• A bit more experience

    At one stage, a company I worked for had a major transition of version control versions, and internal tooling. A number of teams had to be trained in Git (a version control tool), and also an internal UI development framework.

    At the time, I was something of a Git guru. I had been working in tech for several years and already had a few development jobs under my belt. When people on the floor had problems with their commits, it was my desk they came to, and I could almost always help them resolve their issue. I was pretty fluid in Git command line commands and I could usually get the commit back into shape without people having to abandon the commit and start again.

    I volunteered my time to help with the training effort. I’d never travelled for work before and I thought it might be fun and interesting, good for the CV.

    My scrum master pulled me aside to let me know that I probably wouldn’t be going, they were looking for someone with a bit more experience. They sent a guy who had just been hired as full time after completing his internship with us.

  • Why I am sharing these anecdotes

    I wanted to start sharing some of my experiences of sexism in technology for IWD because I think there is a fundamental misunderstanding about what we need to do to try and address the gender balance issue in technology.

    In these anecdotes, people didn’t set out to be mean or sexist. And sure, they didn’t necessarily say anything sexist to me. But that doesn’t mean that some internalised or unconscious bias didn’t creep into their actions. And the end result is the same – I was left out in the cold, and questioning why.

    If we ever want to address the imbalance in tech, it has to be about more than just not actively shouting sexist remarks at your female colleagues. You need to look at all of your behaviours and really, genuinely examine them for unconscious bias. Did you leave that person out of the meeting because they are not as skilled as you? Or because they don’t look like you?

    Did you perceive her complaining as somehow worse than his?

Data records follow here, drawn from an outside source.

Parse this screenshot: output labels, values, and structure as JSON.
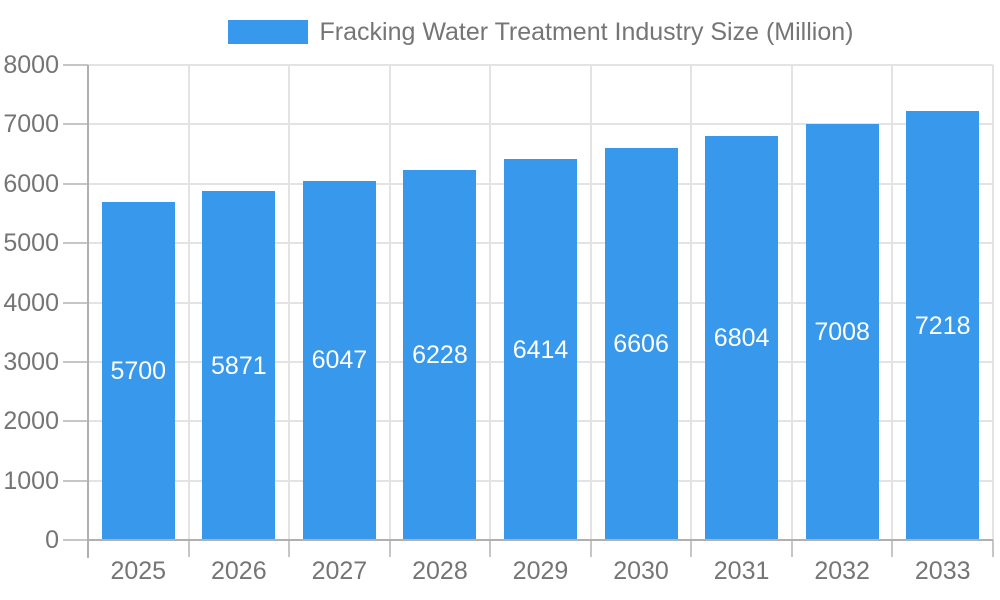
{
  "chart_data": {
    "type": "bar",
    "title": "Fracking Water Treatment Industry Size (Million)",
    "categories": [
      "2025",
      "2026",
      "2027",
      "2028",
      "2029",
      "2030",
      "2031",
      "2032",
      "2033"
    ],
    "values": [
      5700,
      5871,
      6047,
      6228,
      6414,
      6606,
      6804,
      7008,
      7218
    ],
    "xlabel": "",
    "ylabel": "",
    "ylim": [
      0,
      8000
    ],
    "yticks": [
      0,
      1000,
      2000,
      3000,
      4000,
      5000,
      6000,
      7000,
      8000
    ],
    "grid": true,
    "legend_position": "top-center",
    "bar_label_position": "inside-middle",
    "colors": {
      "bar": "#3898EC",
      "bar_label": "#FFFFFF",
      "axis_text": "#757575",
      "legend_text": "#757575",
      "gridline": "#E3E3E3",
      "tick": "#C6C6C6",
      "axis_line": "#B0B0B0",
      "background": "#FFFFFF"
    }
  }
}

    And what are you doing to fix it?

  • I thought you didn’t like emergency projects

    I worked in a department that frequently got pulled into short lived projects, and we did a lot of “fire-fighting” (i.e. getting pulled onto a project that was in trouble, working on it for two weeks to turn it around, then leaving). We had been through a particularly tough run of this, working nights and weekends, and all of us had vocalised our displeasure at this to managers and in team meetings.

    Then another project came in. And the first I heard of it was when I arrived into work in the morning to find everyone in the big meeting room, in a kickoff meeting about it. Well, almost everyone. They had pulled in every engineer on the floor except for me, one other female engineer, and the interns.

    When I asked our lead about this, I was told it was because we had complained in the past about the firefighting work, and he assumed we wouldn’t have wanted to be included.